Tomorrow marks the 30th anniversary of the release of the soundtrack to the movie The Bodyguard, starring Kevin Costner and Whitney Houston.  The movie was a big success at the box office -- becoming the second-highest-grossing movie of 1992 -- despite being panned by most critics and receiving seven Golden Raspberry nominations.

If the movie was a success, the soundtrack was an absolute smash.  It topped the Billboard album chart, as well as 20 international album charts.  It was the #1 album on the 1993 Year End Billboard album chart, #2 on the Decade End Billboard album chart, and #23 on the all-time Billboard album chart.  It has been certified 18x platinum in the U.S., and it has sold over 45 million copies worldwide, making it the best-selling soundtrack of all-time and the third-highest-selling album of all-time worldwide, behind only Michael Jackson's Thriller and AC/DC's Back in Black.

Of course, the signature song from the album and movie is Whitney Houston's cover of Dolly Parton's 1982 country hit "I Will Always Love You."  Houston transformed the song into a majestic pop soul classic, which spent a then-record 14 weeks at #1 on the Billboard Hot 100.  It is still the longest-running #1 hit from a soundtrack.  In addition, the song was #1 on the Billboard Hot 100 Year End chart for 1993, #7 on the Billboard Decade-End chart for the '90s, #54 on the Billboard all-time singles chart, and #1 on the pop charts in 24 other countries and the Eurochart.  After Houston's death in 2012, the song reentered many of those charts, reaching #3 on the Billboard Hot 100 and the Top 10 on 15 other international charts. It won dozens of music awards, including the Grammy for Record of the Year and Best Pop Vocal Performance by a Female.

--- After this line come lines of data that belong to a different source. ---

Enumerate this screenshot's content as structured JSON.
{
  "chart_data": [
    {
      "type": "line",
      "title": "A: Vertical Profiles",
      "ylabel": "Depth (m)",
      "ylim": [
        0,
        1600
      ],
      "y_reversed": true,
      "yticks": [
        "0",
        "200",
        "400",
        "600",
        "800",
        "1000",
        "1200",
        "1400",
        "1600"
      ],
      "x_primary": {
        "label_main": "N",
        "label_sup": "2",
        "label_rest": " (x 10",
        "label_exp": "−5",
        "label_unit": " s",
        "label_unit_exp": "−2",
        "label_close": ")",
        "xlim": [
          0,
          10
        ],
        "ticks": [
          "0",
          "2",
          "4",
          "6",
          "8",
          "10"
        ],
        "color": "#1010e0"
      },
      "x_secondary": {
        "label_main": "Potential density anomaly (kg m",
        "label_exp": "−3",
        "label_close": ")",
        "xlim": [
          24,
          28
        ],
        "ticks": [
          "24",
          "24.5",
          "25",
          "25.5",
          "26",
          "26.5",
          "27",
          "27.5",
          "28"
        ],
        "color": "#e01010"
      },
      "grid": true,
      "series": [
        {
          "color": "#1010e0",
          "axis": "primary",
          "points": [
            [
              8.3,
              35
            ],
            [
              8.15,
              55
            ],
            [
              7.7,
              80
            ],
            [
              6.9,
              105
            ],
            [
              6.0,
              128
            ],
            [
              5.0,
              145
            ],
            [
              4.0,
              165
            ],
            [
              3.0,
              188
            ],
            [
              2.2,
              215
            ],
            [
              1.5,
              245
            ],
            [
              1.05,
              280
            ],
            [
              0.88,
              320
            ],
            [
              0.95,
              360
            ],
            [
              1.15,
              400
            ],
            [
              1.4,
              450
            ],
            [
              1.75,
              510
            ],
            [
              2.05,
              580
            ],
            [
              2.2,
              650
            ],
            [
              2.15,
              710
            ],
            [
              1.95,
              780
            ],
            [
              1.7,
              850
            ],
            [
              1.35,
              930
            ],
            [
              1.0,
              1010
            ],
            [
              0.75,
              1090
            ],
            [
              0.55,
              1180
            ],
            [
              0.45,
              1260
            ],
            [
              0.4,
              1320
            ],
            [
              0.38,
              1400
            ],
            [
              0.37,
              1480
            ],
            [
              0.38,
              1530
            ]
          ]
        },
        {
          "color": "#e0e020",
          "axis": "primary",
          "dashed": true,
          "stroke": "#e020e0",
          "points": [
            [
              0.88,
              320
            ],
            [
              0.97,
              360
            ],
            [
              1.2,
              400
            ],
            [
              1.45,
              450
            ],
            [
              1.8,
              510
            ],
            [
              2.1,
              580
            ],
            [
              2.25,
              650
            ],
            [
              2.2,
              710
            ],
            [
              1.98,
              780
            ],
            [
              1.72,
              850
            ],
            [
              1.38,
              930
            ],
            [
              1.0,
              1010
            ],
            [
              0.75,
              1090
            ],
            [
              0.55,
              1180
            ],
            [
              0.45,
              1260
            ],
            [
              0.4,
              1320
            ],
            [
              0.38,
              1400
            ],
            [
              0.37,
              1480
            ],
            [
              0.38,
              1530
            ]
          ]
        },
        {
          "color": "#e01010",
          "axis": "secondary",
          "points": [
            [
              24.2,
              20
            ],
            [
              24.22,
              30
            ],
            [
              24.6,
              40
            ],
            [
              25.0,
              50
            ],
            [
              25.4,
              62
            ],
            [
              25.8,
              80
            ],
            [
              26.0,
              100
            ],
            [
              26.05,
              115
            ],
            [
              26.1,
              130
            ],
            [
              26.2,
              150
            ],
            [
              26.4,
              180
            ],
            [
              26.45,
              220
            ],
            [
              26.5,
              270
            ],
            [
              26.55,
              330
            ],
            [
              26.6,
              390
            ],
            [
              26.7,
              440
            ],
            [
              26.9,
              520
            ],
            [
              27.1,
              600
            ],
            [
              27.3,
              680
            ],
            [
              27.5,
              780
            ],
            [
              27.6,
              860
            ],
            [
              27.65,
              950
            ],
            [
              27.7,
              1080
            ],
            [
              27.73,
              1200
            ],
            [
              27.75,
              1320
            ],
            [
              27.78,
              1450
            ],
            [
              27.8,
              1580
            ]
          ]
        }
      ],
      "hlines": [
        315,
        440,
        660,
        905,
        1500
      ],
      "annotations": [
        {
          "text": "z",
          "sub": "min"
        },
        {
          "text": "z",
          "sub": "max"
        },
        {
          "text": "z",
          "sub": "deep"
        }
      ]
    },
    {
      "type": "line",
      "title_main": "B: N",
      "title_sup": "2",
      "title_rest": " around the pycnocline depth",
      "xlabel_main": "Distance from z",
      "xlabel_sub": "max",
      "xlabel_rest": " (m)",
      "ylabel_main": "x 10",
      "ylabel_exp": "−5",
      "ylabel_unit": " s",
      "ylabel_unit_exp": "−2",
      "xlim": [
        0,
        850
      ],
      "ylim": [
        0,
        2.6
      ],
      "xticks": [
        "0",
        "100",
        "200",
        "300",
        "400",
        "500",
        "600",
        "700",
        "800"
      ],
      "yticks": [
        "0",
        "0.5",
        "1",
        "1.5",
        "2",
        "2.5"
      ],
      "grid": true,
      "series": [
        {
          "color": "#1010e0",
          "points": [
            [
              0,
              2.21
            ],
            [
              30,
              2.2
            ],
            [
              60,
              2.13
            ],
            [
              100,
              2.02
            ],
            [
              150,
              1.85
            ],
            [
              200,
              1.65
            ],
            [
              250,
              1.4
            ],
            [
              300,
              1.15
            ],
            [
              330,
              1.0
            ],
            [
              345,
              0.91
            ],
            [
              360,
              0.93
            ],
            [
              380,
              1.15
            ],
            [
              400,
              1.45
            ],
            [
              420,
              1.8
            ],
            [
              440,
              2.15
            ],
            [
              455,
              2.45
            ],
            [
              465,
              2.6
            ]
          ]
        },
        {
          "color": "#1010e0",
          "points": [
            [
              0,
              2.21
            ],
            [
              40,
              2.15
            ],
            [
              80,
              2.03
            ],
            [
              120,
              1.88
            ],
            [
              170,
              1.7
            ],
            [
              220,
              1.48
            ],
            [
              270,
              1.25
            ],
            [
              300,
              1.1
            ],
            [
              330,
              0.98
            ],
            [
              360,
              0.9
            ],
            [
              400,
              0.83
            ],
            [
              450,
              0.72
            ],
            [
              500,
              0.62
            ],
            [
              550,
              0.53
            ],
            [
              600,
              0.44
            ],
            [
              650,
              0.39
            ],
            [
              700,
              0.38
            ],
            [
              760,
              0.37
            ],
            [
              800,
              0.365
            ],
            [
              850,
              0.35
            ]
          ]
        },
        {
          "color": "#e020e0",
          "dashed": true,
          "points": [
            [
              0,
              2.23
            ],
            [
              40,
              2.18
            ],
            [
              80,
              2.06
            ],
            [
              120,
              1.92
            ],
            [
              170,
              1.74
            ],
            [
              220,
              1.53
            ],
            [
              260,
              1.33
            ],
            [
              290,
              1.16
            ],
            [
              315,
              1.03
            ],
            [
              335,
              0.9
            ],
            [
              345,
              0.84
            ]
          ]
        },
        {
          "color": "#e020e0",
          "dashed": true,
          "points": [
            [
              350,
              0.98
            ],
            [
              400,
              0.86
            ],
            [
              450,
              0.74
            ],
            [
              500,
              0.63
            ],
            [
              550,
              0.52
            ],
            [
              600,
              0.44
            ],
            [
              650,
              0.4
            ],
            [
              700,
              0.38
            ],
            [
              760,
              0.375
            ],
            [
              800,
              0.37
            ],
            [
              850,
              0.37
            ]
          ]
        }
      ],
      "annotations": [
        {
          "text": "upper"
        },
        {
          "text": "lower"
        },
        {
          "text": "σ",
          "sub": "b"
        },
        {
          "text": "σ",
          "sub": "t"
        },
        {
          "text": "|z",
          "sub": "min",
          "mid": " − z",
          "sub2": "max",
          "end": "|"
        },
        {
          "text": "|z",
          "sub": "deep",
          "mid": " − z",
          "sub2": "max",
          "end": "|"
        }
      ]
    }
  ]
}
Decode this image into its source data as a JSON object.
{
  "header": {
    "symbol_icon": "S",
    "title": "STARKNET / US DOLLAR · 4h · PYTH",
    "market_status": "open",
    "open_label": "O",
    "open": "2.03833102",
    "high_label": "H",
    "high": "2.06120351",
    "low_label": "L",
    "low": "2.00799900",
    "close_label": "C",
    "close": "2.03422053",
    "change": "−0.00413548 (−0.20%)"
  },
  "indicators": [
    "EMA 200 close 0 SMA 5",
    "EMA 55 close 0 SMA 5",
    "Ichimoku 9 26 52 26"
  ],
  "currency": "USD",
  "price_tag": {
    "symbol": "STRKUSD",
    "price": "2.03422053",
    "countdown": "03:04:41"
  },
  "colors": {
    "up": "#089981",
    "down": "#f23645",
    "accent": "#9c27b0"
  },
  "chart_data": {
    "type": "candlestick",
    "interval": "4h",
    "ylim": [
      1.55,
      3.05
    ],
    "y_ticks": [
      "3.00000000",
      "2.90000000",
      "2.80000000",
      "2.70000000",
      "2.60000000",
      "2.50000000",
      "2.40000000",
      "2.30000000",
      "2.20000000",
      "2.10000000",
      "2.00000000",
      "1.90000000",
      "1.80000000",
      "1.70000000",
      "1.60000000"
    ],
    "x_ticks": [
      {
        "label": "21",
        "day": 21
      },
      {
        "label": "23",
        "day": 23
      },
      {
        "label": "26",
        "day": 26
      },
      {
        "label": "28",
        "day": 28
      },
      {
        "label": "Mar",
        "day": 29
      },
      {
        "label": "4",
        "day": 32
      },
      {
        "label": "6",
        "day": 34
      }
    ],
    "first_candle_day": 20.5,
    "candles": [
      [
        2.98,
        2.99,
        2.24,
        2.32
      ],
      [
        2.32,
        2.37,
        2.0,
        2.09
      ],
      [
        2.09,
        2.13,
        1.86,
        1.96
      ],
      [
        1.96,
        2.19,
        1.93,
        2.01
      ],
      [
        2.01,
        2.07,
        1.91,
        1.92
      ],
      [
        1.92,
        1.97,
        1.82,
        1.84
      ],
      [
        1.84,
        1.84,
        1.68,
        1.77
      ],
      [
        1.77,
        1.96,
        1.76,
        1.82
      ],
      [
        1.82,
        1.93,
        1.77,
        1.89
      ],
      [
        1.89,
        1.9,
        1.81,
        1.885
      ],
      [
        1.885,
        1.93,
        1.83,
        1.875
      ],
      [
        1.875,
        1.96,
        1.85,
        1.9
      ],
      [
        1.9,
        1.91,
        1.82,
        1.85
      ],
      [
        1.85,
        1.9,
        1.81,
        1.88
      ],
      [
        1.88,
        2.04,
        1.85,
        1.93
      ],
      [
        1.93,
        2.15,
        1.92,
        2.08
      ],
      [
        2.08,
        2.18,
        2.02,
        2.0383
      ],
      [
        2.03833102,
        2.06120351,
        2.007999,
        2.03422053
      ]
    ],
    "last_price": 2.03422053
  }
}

The video is a classic too, featuring Houston sitting alone and singing, while scenes from the film mixed in, climaxing when she belts out "And Iiiiiiiiii will always love yooouuuuu" while sitting in a chair in the snow.  In October 2020, it became the 7th video from the 20th Century to reach one billion views on YouTube, and the first video by a solo artist to hit that mark.